I walked up to my hive today and there were many, many bees buzzing around. At first I thought that there was robbing occurring, but after observing for a while I realized that the bees were all in a holding pattern waiting to enter the hive. There is only a small 1/2" or so hole for the entrance. As the hive expanded, I opened the second hole in the middle of the hive, but they are not using it very much. In any case, I am worried about this situation as the small entrance is hindering their ability to exit and enter. What can I do at this point? Try to cut it open larger? Please advise. Thank you.


----------



## Chuck Jachens (Feb 22, 2016)

You were likely watching orientation flights. They will land and bunch up at the opening if traffic get to heavy. 

Don't worry about enlarging the hole. You could plug all the entrances at night then in the morning drill another hole. The bees will be a little upset when your finished. So wear your personal protection equipment. 

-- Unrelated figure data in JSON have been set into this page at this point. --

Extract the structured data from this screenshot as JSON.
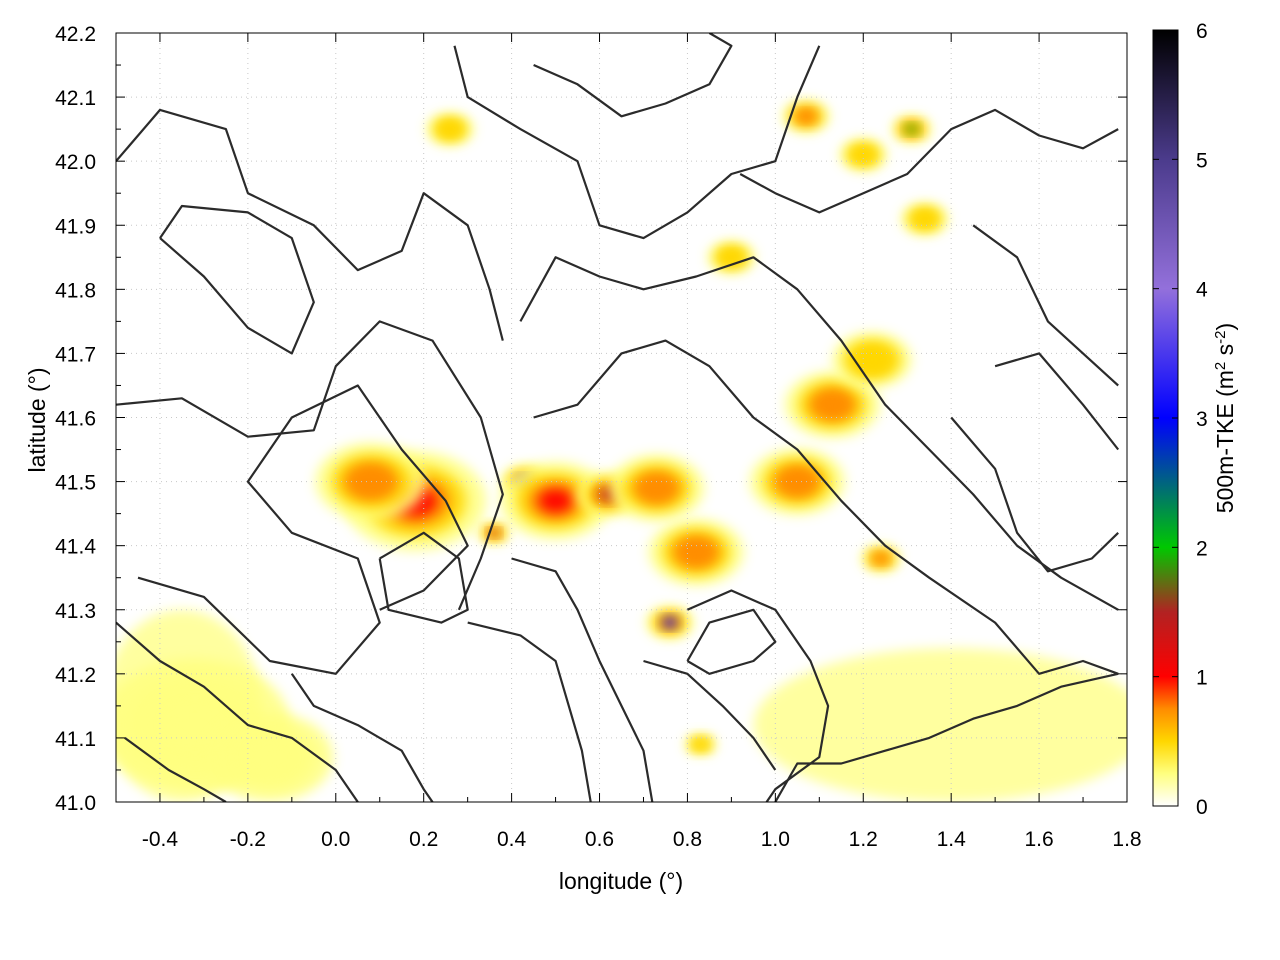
{
  "chart_data": {
    "type": "heatmap",
    "title": "",
    "xlabel": "longitude (°)",
    "ylabel": "latitude (°)",
    "colorbar_label": "500m-TKE (m² s⁻²)",
    "colorbar_label_parts": {
      "main": "500m-TKE (m",
      "sup1": "2",
      "mid": " s",
      "sup2": "-2",
      "end": ")"
    },
    "xlim": [
      -0.5,
      1.8
    ],
    "ylim": [
      41.0,
      42.2
    ],
    "zlim": [
      0,
      6
    ],
    "x_ticks": [
      "-0.4",
      "-0.2",
      "0.0",
      "0.2",
      "0.4",
      "0.6",
      "0.8",
      "1.0",
      "1.2",
      "1.4",
      "1.6",
      "1.8"
    ],
    "x_tick_values": [
      -0.4,
      -0.2,
      0.0,
      0.2,
      0.4,
      0.6,
      0.8,
      1.0,
      1.2,
      1.4,
      1.6,
      1.8
    ],
    "y_ticks": [
      "41.0",
      "41.1",
      "41.2",
      "41.3",
      "41.4",
      "41.5",
      "41.6",
      "41.7",
      "41.8",
      "41.9",
      "42.0",
      "42.1",
      "42.2"
    ],
    "y_tick_values": [
      41.0,
      41.1,
      41.2,
      41.3,
      41.4,
      41.5,
      41.6,
      41.7,
      41.8,
      41.9,
      42.0,
      42.1,
      42.2
    ],
    "colorbar_ticks": [
      "0",
      "1",
      "2",
      "3",
      "4",
      "5",
      "6"
    ],
    "colorbar_tick_values": [
      0,
      1,
      2,
      3,
      4,
      5,
      6
    ],
    "colormap": [
      {
        "v": 0.0,
        "color": "#ffffff"
      },
      {
        "v": 0.25,
        "color": "#ffff80"
      },
      {
        "v": 0.5,
        "color": "#ffd700"
      },
      {
        "v": 0.75,
        "color": "#ff8c00"
      },
      {
        "v": 1.0,
        "color": "#ff0000"
      },
      {
        "v": 1.5,
        "color": "#b22222"
      },
      {
        "v": 2.0,
        "color": "#00c800"
      },
      {
        "v": 3.0,
        "color": "#0000ff"
      },
      {
        "v": 4.0,
        "color": "#9370db"
      },
      {
        "v": 5.0,
        "color": "#4b3b8c"
      },
      {
        "v": 6.0,
        "color": "#000000"
      }
    ],
    "grid": true,
    "contour_color": "#2b2b2b",
    "hotspots": [
      {
        "lon": 0.18,
        "lat": 41.47,
        "tke": 1.1,
        "r": 0.09
      },
      {
        "lon": 0.08,
        "lat": 41.5,
        "tke": 0.9,
        "r": 0.07
      },
      {
        "lon": 0.43,
        "lat": 41.5,
        "tke": 3.0,
        "r": 0.03
      },
      {
        "lon": 0.5,
        "lat": 41.47,
        "tke": 1.0,
        "r": 0.07
      },
      {
        "lon": 0.62,
        "lat": 41.48,
        "tke": 1.6,
        "r": 0.04
      },
      {
        "lon": 0.76,
        "lat": 41.28,
        "tke": 3.0,
        "r": 0.03
      },
      {
        "lon": 0.82,
        "lat": 41.39,
        "tke": 0.8,
        "r": 0.06
      },
      {
        "lon": 0.73,
        "lat": 41.49,
        "tke": 0.8,
        "r": 0.06
      },
      {
        "lon": 1.05,
        "lat": 41.5,
        "tke": 0.8,
        "r": 0.06
      },
      {
        "lon": 1.13,
        "lat": 41.62,
        "tke": 0.9,
        "r": 0.06
      },
      {
        "lon": 1.22,
        "lat": 41.69,
        "tke": 0.7,
        "r": 0.05
      },
      {
        "lon": 1.31,
        "lat": 42.05,
        "tke": 2.4,
        "r": 0.025
      },
      {
        "lon": 1.2,
        "lat": 42.01,
        "tke": 0.7,
        "r": 0.03
      },
      {
        "lon": 1.07,
        "lat": 42.07,
        "tke": 0.8,
        "r": 0.03
      },
      {
        "lon": 0.9,
        "lat": 41.85,
        "tke": 0.6,
        "r": 0.03
      },
      {
        "lon": 1.34,
        "lat": 41.91,
        "tke": 0.6,
        "r": 0.03
      },
      {
        "lon": 0.36,
        "lat": 41.42,
        "tke": 1.8,
        "r": 0.02
      },
      {
        "lon": 1.24,
        "lat": 41.38,
        "tke": 0.8,
        "r": 0.025
      },
      {
        "lon": 0.83,
        "lat": 41.09,
        "tke": 0.6,
        "r": 0.02
      },
      {
        "lon": -0.32,
        "lat": 41.12,
        "tke": 0.45,
        "r": 0.12
      },
      {
        "lon": -0.15,
        "lat": 41.07,
        "tke": 0.35,
        "r": 0.08
      },
      {
        "lon": 0.26,
        "lat": 42.05,
        "tke": 0.5,
        "r": 0.03
      }
    ],
    "background_patches": [
      {
        "lon": 1.4,
        "lat": 41.12,
        "tke": 0.3,
        "rx": 0.45,
        "ry": 0.12
      },
      {
        "lon": -0.35,
        "lat": 41.15,
        "tke": 0.25,
        "rx": 0.18,
        "ry": 0.15
      },
      {
        "lon": 0.05,
        "lat": 41.62,
        "tke": 0.15,
        "rx": 0.3,
        "ry": 0.2
      }
    ],
    "contours": [
      [
        [
          -0.45,
          41.35
        ],
        [
          -0.3,
          41.32
        ],
        [
          -0.15,
          41.22
        ],
        [
          0.0,
          41.2
        ],
        [
          0.1,
          41.28
        ],
        [
          0.05,
          41.38
        ],
        [
          -0.1,
          41.42
        ],
        [
          -0.2,
          41.5
        ],
        [
          -0.1,
          41.6
        ],
        [
          0.05,
          41.65
        ],
        [
          0.15,
          41.55
        ],
        [
          0.25,
          41.47
        ],
        [
          0.3,
          41.4
        ],
        [
          0.2,
          41.33
        ],
        [
          0.1,
          41.3
        ]
      ],
      [
        [
          -0.5,
          41.62
        ],
        [
          -0.35,
          41.63
        ],
        [
          -0.2,
          41.57
        ],
        [
          -0.05,
          41.58
        ],
        [
          0.0,
          41.68
        ],
        [
          0.1,
          41.75
        ],
        [
          0.22,
          41.72
        ],
        [
          0.33,
          41.6
        ],
        [
          0.38,
          41.48
        ],
        [
          0.33,
          41.38
        ],
        [
          0.28,
          41.3
        ]
      ],
      [
        [
          -0.5,
          42.0
        ],
        [
          -0.4,
          42.08
        ],
        [
          -0.25,
          42.05
        ],
        [
          -0.2,
          41.95
        ],
        [
          -0.05,
          41.9
        ],
        [
          0.05,
          41.83
        ],
        [
          0.15,
          41.86
        ],
        [
          0.2,
          41.95
        ],
        [
          0.3,
          41.9
        ],
        [
          0.35,
          41.8
        ],
        [
          0.38,
          41.72
        ]
      ],
      [
        [
          -0.4,
          41.88
        ],
        [
          -0.3,
          41.82
        ],
        [
          -0.2,
          41.74
        ],
        [
          -0.1,
          41.7
        ],
        [
          -0.05,
          41.78
        ],
        [
          -0.1,
          41.88
        ],
        [
          -0.2,
          41.92
        ],
        [
          -0.35,
          41.93
        ],
        [
          -0.4,
          41.88
        ]
      ],
      [
        [
          0.27,
          42.18
        ],
        [
          0.3,
          42.1
        ],
        [
          0.42,
          42.05
        ],
        [
          0.55,
          42.0
        ],
        [
          0.6,
          41.9
        ],
        [
          0.7,
          41.88
        ],
        [
          0.8,
          41.92
        ],
        [
          0.9,
          41.98
        ],
        [
          1.0,
          42.0
        ],
        [
          1.05,
          42.1
        ],
        [
          1.1,
          42.18
        ]
      ],
      [
        [
          0.45,
          42.15
        ],
        [
          0.55,
          42.12
        ],
        [
          0.65,
          42.07
        ],
        [
          0.75,
          42.09
        ],
        [
          0.85,
          42.12
        ],
        [
          0.9,
          42.18
        ],
        [
          0.85,
          42.2
        ]
      ],
      [
        [
          0.42,
          41.75
        ],
        [
          0.5,
          41.85
        ],
        [
          0.6,
          41.82
        ],
        [
          0.7,
          41.8
        ],
        [
          0.82,
          41.82
        ],
        [
          0.95,
          41.85
        ],
        [
          1.05,
          41.8
        ],
        [
          1.15,
          41.72
        ],
        [
          1.25,
          41.62
        ],
        [
          1.35,
          41.55
        ],
        [
          1.45,
          41.48
        ],
        [
          1.55,
          41.4
        ],
        [
          1.65,
          41.35
        ],
        [
          1.78,
          41.3
        ]
      ],
      [
        [
          0.45,
          41.6
        ],
        [
          0.55,
          41.62
        ],
        [
          0.65,
          41.7
        ],
        [
          0.75,
          41.72
        ],
        [
          0.85,
          41.68
        ],
        [
          0.95,
          41.6
        ],
        [
          1.05,
          41.55
        ],
        [
          1.15,
          41.47
        ],
        [
          1.25,
          41.4
        ],
        [
          1.35,
          41.35
        ],
        [
          1.5,
          41.28
        ],
        [
          1.6,
          41.2
        ],
        [
          1.7,
          41.22
        ],
        [
          1.78,
          41.2
        ]
      ],
      [
        [
          0.4,
          41.38
        ],
        [
          0.5,
          41.36
        ],
        [
          0.55,
          41.3
        ],
        [
          0.6,
          41.22
        ],
        [
          0.65,
          41.15
        ],
        [
          0.7,
          41.08
        ],
        [
          0.72,
          41.0
        ]
      ],
      [
        [
          0.3,
          41.28
        ],
        [
          0.42,
          41.26
        ],
        [
          0.5,
          41.22
        ],
        [
          0.53,
          41.15
        ],
        [
          0.56,
          41.08
        ],
        [
          0.58,
          41.0
        ]
      ],
      [
        [
          0.8,
          41.3
        ],
        [
          0.9,
          41.33
        ],
        [
          1.0,
          41.3
        ],
        [
          1.08,
          41.22
        ],
        [
          1.12,
          41.15
        ],
        [
          1.1,
          41.07
        ],
        [
          1.0,
          41.02
        ],
        [
          0.98,
          41.0
        ]
      ],
      [
        [
          0.7,
          41.22
        ],
        [
          0.8,
          41.2
        ],
        [
          0.88,
          41.15
        ],
        [
          0.95,
          41.1
        ],
        [
          1.0,
          41.05
        ]
      ],
      [
        [
          1.0,
          41.0
        ],
        [
          1.05,
          41.06
        ],
        [
          1.15,
          41.06
        ],
        [
          1.25,
          41.08
        ],
        [
          1.35,
          41.1
        ],
        [
          1.45,
          41.13
        ],
        [
          1.55,
          41.15
        ],
        [
          1.65,
          41.18
        ],
        [
          1.78,
          41.2
        ]
      ],
      [
        [
          0.92,
          41.98
        ],
        [
          1.0,
          41.95
        ],
        [
          1.1,
          41.92
        ],
        [
          1.2,
          41.95
        ],
        [
          1.3,
          41.98
        ],
        [
          1.4,
          42.05
        ],
        [
          1.5,
          42.08
        ],
        [
          1.6,
          42.04
        ],
        [
          1.7,
          42.02
        ],
        [
          1.78,
          42.05
        ]
      ],
      [
        [
          1.45,
          41.9
        ],
        [
          1.55,
          41.85
        ],
        [
          1.62,
          41.75
        ],
        [
          1.7,
          41.7
        ],
        [
          1.78,
          41.65
        ]
      ],
      [
        [
          1.4,
          41.6
        ],
        [
          1.5,
          41.52
        ],
        [
          1.55,
          41.42
        ],
        [
          1.62,
          41.36
        ],
        [
          1.72,
          41.38
        ],
        [
          1.78,
          41.42
        ]
      ],
      [
        [
          -0.5,
          41.28
        ],
        [
          -0.4,
          41.22
        ],
        [
          -0.3,
          41.18
        ],
        [
          -0.2,
          41.12
        ],
        [
          -0.1,
          41.1
        ],
        [
          0.0,
          41.05
        ],
        [
          0.05,
          41.0
        ]
      ],
      [
        [
          -0.48,
          41.1
        ],
        [
          -0.38,
          41.05
        ],
        [
          -0.3,
          41.02
        ],
        [
          -0.25,
          41.0
        ]
      ],
      [
        [
          0.1,
          41.38
        ],
        [
          0.2,
          41.42
        ],
        [
          0.28,
          41.38
        ],
        [
          0.3,
          41.3
        ],
        [
          0.24,
          41.28
        ],
        [
          0.12,
          41.3
        ],
        [
          0.1,
          41.38
        ]
      ],
      [
        [
          0.8,
          41.22
        ],
        [
          0.85,
          41.28
        ],
        [
          0.95,
          41.3
        ],
        [
          1.0,
          41.25
        ],
        [
          0.95,
          41.22
        ],
        [
          0.85,
          41.2
        ],
        [
          0.8,
          41.22
        ]
      ],
      [
        [
          1.5,
          41.68
        ],
        [
          1.6,
          41.7
        ],
        [
          1.7,
          41.62
        ],
        [
          1.78,
          41.55
        ]
      ],
      [
        [
          -0.1,
          41.2
        ],
        [
          -0.05,
          41.15
        ],
        [
          0.05,
          41.12
        ],
        [
          0.15,
          41.08
        ],
        [
          0.2,
          41.02
        ],
        [
          0.22,
          41.0
        ]
      ]
    ]
  }
}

You can just leave the second hole open or close it up. I would just leave it alone for now.


----------



## Riverderwent (May 23, 2013)

TSWisla said:


> What can I do at this point? Try to cut it open larger? Please advise.

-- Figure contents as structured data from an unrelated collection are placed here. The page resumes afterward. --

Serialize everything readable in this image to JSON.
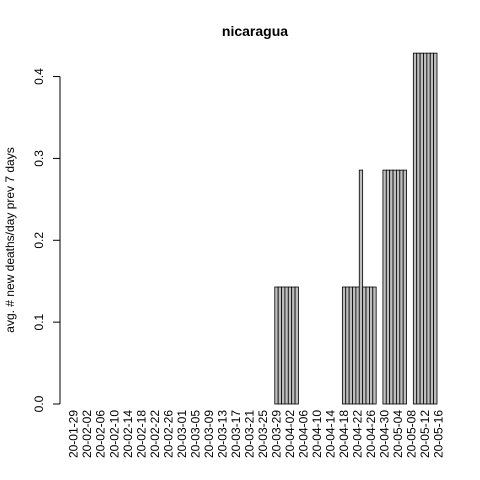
{
  "chart_data": {
    "type": "bar",
    "title": "nicaragua",
    "xlabel": "",
    "ylabel": "avg. # new deaths/day prev  7  days",
    "ylim": [
      0,
      0.43
    ],
    "y_ticks": [
      0.0,
      0.1,
      0.2,
      0.3,
      0.4
    ],
    "y_tick_labels": [
      "0.0",
      "0.1",
      "0.2",
      "0.3",
      "0.4"
    ],
    "start_date": "2020-01-29",
    "tick_labels": [
      "20-01-29",
      "20-02-02",
      "20-02-06",
      "20-02-10",
      "20-02-14",
      "20-02-18",
      "20-02-22",
      "20-02-26",
      "20-03-01",
      "20-03-05",
      "20-03-09",
      "20-03-13",
      "20-03-17",
      "20-03-21",
      "20-03-25",
      "20-03-29",
      "20-04-02",
      "20-04-06",
      "20-04-10",
      "20-04-14",
      "20-04-18",
      "20-04-22",
      "20-04-26",
      "20-04-30",
      "20-05-04",
      "20-05-08",
      "20-05-12",
      "20-05-16"
    ],
    "bar_fill": "#bebebe",
    "bar_stroke": "#000000",
    "values": [
      0,
      0,
      0,
      0,
      0,
      0,
      0,
      0,
      0,
      0,
      0,
      0,
      0,
      0,
      0,
      0,
      0,
      0,
      0,
      0,
      0,
      0,
      0,
      0,
      0,
      0,
      0,
      0,
      0,
      0,
      0,
      0,
      0,
      0,
      0,
      0,
      0,
      0,
      0,
      0,
      0,
      0,
      0,
      0,
      0,
      0,
      0,
      0,
      0,
      0,
      0,
      0,
      0,
      0,
      0,
      0,
      0,
      0,
      0,
      0,
      0.1429,
      0.1429,
      0.1429,
      0.1429,
      0.1429,
      0.1429,
      0.1429,
      0,
      0,
      0,
      0,
      0,
      0,
      0,
      0,
      0,
      0,
      0,
      0,
      0,
      0.1429,
      0.1429,
      0.1429,
      0.1429,
      0.1429,
      0.2857,
      0.1429,
      0.1429,
      0.1429,
      0.1429,
      0,
      0,
      0.2857,
      0.2857,
      0.2857,
      0.2857,
      0.2857,
      0.2857,
      0.2857,
      0,
      0,
      0.4286,
      0.4286,
      0.4286,
      0.4286,
      0.4286,
      0.4286,
      0.4286
    ]
  }
}
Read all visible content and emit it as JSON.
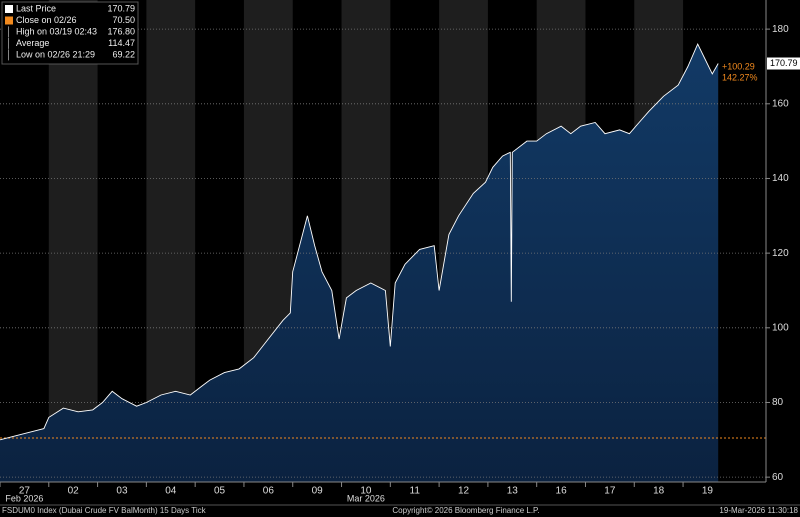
{
  "chart_data": {
    "type": "area",
    "legend": [
      {
        "label": "Last Price",
        "value": "170.79",
        "color": "#ffffff"
      },
      {
        "label": "Close on 02/26",
        "value": "70.50",
        "color": "#f28a1e"
      },
      {
        "label": "High on 03/19 02:43",
        "value": "176.80",
        "color": "#cccccc"
      },
      {
        "label": "Average",
        "value": "114.47",
        "color": "#cccccc"
      },
      {
        "label": "Low on 02/26 21:29",
        "value": "69.22",
        "color": "#cccccc"
      }
    ],
    "reference_line": {
      "value": 70.5,
      "color": "#f28a1e"
    },
    "annotations": [
      "+100.29",
      "142.27%"
    ],
    "x": [
      0,
      0.3,
      0.6,
      0.9,
      1.0,
      1.3,
      1.6,
      1.9,
      2.1,
      2.3,
      2.5,
      2.8,
      3.0,
      3.3,
      3.6,
      3.9,
      4.1,
      4.3,
      4.6,
      4.9,
      5.2,
      5.5,
      5.8,
      5.95,
      6.0,
      6.2,
      6.3,
      6.45,
      6.6,
      6.8,
      6.95,
      7.1,
      7.3,
      7.6,
      7.9,
      8.0,
      8.1,
      8.3,
      8.6,
      8.9,
      9.0,
      9.2,
      9.4,
      9.7,
      9.95,
      10.1,
      10.3,
      10.46,
      10.48,
      10.5,
      10.8,
      11.0,
      11.2,
      11.5,
      11.7,
      11.9,
      12.2,
      12.4,
      12.7,
      12.9,
      13.1,
      13.3,
      13.6,
      13.9,
      14.1,
      14.3,
      14.45,
      14.6,
      14.72
    ],
    "series": [
      {
        "name": "Last Price",
        "color": "#ffffff",
        "values": [
          70,
          71,
          72,
          73,
          76,
          78.5,
          77.5,
          78,
          80,
          83,
          81,
          79,
          80,
          82,
          83,
          82,
          84,
          86,
          88,
          89,
          92,
          97,
          102,
          104,
          115,
          125,
          130,
          122,
          115,
          110,
          97,
          108,
          110,
          112,
          110,
          95,
          112,
          117,
          121,
          122,
          110,
          125,
          130,
          136,
          139,
          143,
          146,
          147,
          107,
          147,
          150,
          150,
          152,
          154,
          152,
          154,
          155,
          152,
          153,
          152,
          155,
          158,
          162,
          165,
          170,
          176,
          172,
          168,
          170.79
        ]
      }
    ],
    "xlim": [
      0,
      15.7
    ],
    "xticks": [
      {
        "value": 0.5,
        "label": "27"
      },
      {
        "value": 1.5,
        "label": "02"
      },
      {
        "value": 2.5,
        "label": "03"
      },
      {
        "value": 3.5,
        "label": "04"
      },
      {
        "value": 4.5,
        "label": "05"
      },
      {
        "value": 5.5,
        "label": "06"
      },
      {
        "value": 6.5,
        "label": "09"
      },
      {
        "value": 7.5,
        "label": "10"
      },
      {
        "value": 8.5,
        "label": "11"
      },
      {
        "value": 9.5,
        "label": "12"
      },
      {
        "value": 10.5,
        "label": "13"
      },
      {
        "value": 11.5,
        "label": "16"
      },
      {
        "value": 12.5,
        "label": "17"
      },
      {
        "value": 13.5,
        "label": "18"
      },
      {
        "value": 14.5,
        "label": "19"
      }
    ],
    "x_group_labels": [
      {
        "value": 0.5,
        "label": "Feb 2026"
      },
      {
        "value": 7.5,
        "label": "Mar 2026"
      }
    ],
    "ylim": [
      58.7,
      187.8
    ],
    "yticks": [
      60,
      80,
      100,
      120,
      140,
      160,
      180
    ],
    "grid": true,
    "footer": [
      "FSDUM0 Index (Dubai Crude FV BalMonth) 15 Days Tick",
      "Copyright© 2026 Bloomberg Finance L.P.",
      "19-Mar-2026 11:30:18"
    ]
  }
}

I would drill a 1½" hole over your existing hole for ventilation and traffic control. Drilling a hole on top of a hole is a challenge and you will need to center the new hole slightly off center of the old hole. I agree that you are looking at orientation flights, but 1/2" is small, and you will need the larger hole. Smoke them and suit up.


----------



## aunt betty (May 4, 2015)

Hole saw and a cordless drill. 1.25" or 1.5" diameter is perfect. Top bar nuc on left has one of them yellow plastic rings. Someone already calculated the size of hole that is required for bees to be happy.


----------



## Chuck Jachens (Feb 22, 2016)

I think that 1.5 inch hole is too big. It will be hard to defend. Drill a second hole if you must.

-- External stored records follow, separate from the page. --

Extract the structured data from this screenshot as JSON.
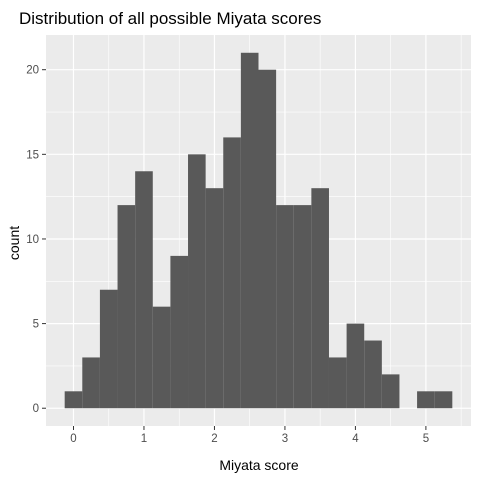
{
  "chart_data": {
    "type": "bar",
    "title": "Distribution of all possible Miyata scores",
    "xlabel": "Miyata score",
    "ylabel": "count",
    "bin_width": 0.25,
    "bins": [
      {
        "x_start": -0.125,
        "x_end": 0.125,
        "count": 1
      },
      {
        "x_start": 0.125,
        "x_end": 0.375,
        "count": 3
      },
      {
        "x_start": 0.375,
        "x_end": 0.625,
        "count": 7
      },
      {
        "x_start": 0.625,
        "x_end": 0.875,
        "count": 12
      },
      {
        "x_start": 0.875,
        "x_end": 1.125,
        "count": 14
      },
      {
        "x_start": 1.125,
        "x_end": 1.375,
        "count": 6
      },
      {
        "x_start": 1.375,
        "x_end": 1.625,
        "count": 9
      },
      {
        "x_start": 1.625,
        "x_end": 1.875,
        "count": 15
      },
      {
        "x_start": 1.875,
        "x_end": 2.125,
        "count": 13
      },
      {
        "x_start": 2.125,
        "x_end": 2.375,
        "count": 16
      },
      {
        "x_start": 2.375,
        "x_end": 2.625,
        "count": 21
      },
      {
        "x_start": 2.625,
        "x_end": 2.875,
        "count": 20
      },
      {
        "x_start": 2.875,
        "x_end": 3.125,
        "count": 12
      },
      {
        "x_start": 3.125,
        "x_end": 3.375,
        "count": 12
      },
      {
        "x_start": 3.375,
        "x_end": 3.625,
        "count": 13
      },
      {
        "x_start": 3.625,
        "x_end": 3.875,
        "count": 3
      },
      {
        "x_start": 3.875,
        "x_end": 4.125,
        "count": 5
      },
      {
        "x_start": 4.125,
        "x_end": 4.375,
        "count": 4
      },
      {
        "x_start": 4.375,
        "x_end": 4.625,
        "count": 2
      },
      {
        "x_start": 4.625,
        "x_end": 4.875,
        "count": 0
      },
      {
        "x_start": 4.875,
        "x_end": 5.125,
        "count": 1
      },
      {
        "x_start": 5.125,
        "x_end": 5.375,
        "count": 1
      }
    ],
    "xlim": [
      -0.39,
      5.64
    ],
    "ylim": [
      -1.05,
      22.05
    ],
    "x_ticks": [
      0,
      1,
      2,
      3,
      4,
      5
    ],
    "x_tick_labels": [
      "0",
      "1",
      "2",
      "3",
      "4",
      "5"
    ],
    "y_ticks": [
      0,
      5,
      10,
      15,
      20
    ],
    "y_tick_labels": [
      "0",
      "5",
      "10",
      "15",
      "20"
    ],
    "grid": true,
    "legend": "none",
    "colors": {
      "bar": "#595959",
      "panel_background": "#ebebeb",
      "grid_major": "#ffffff",
      "tick_text": "#4d4d4d",
      "tick_mark": "#333333"
    }
  }
}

I use three 5/8 inch holes covered with a telescoping entrance. Biobees.com has a good video 
about telescoping entrances.


----------



## ruthiesbees (Aug 27, 2013)

my TBH kits from Beeline come with 3 predrilled 1inch holes along the long side of the hive. Only one is uncorked for the first year. If they build out to the halfway point of 14 bars, the second one gets opened up. For the second full spring, all 3 are uncorked and that seems to be a good amount of opening. For the winter, I will cork up 2 of the 3. I agree that a 1/2 inch hole is too small for a full size hive. (It's perfect for a 5 frame nuc, that's what I use on them)


----------



## TSWisla (Nov 13, 2014)

Excellent Chuck! Thank you. Here is the link https://www.youtube.com/watch?v=izVkg-w7aZM


----------



## TSWisla (Nov 13, 2014)

ruthie,

I never go the opportunity to that you for your beeline apiary suggestion. I did end up purchasing the TBH from them and I love it. The entrance problem is the only issue that I am having with it. I plan on drilling another hole or two next to the one that is already there, tonight.


----------



## ruthiesbees (Aug 27, 2013)

TSWisla said:


> ruthie,
> 
> I never go the opportunity to that you for your beeline apiary suggestion. I did end up purchasing the TBH from them and I love it. The entrance problem is the only issue that I am having with it. I plan on drilling another hole or two next to the one that is already there, tonight.


You got a TBH kit from Beeline that didn't have 3 evenly spaced holes along the long side of the board? I didn't know they were carrying multiple types, except they added one with a window (and I usually cut my own in). I have 5 of their kits and love everything about them. If I was a better woodworker, I might be able to get my raw cost down to $100, but that wouldn't include my time.


----------



## TSWisla (Nov 13, 2014)

The hive does have the holes, but as I mentioned earlier, they refuse to use the middle one (the 3rd one is still sealed up). I agree with you that the kit is great. Thank you again for the advice. I did end up boring a new opening right next to the first hole. I will let you know how it looks tomorrow.


----------



## Noahsoak (May 12, 2014)

My tbh has only one entrance open. 1" dia. I installed a caught swarm almost two weeks ago. They have built a wall of sorts that has closed the entrance to basically one bee at a time.

Never seen that done by the bees before.


----------



## buffaloeletric (Mar 11, 2010)

This happens to me almost everyday around 2-3:30. Around an hour after I notice it, things go right back to normal.


----------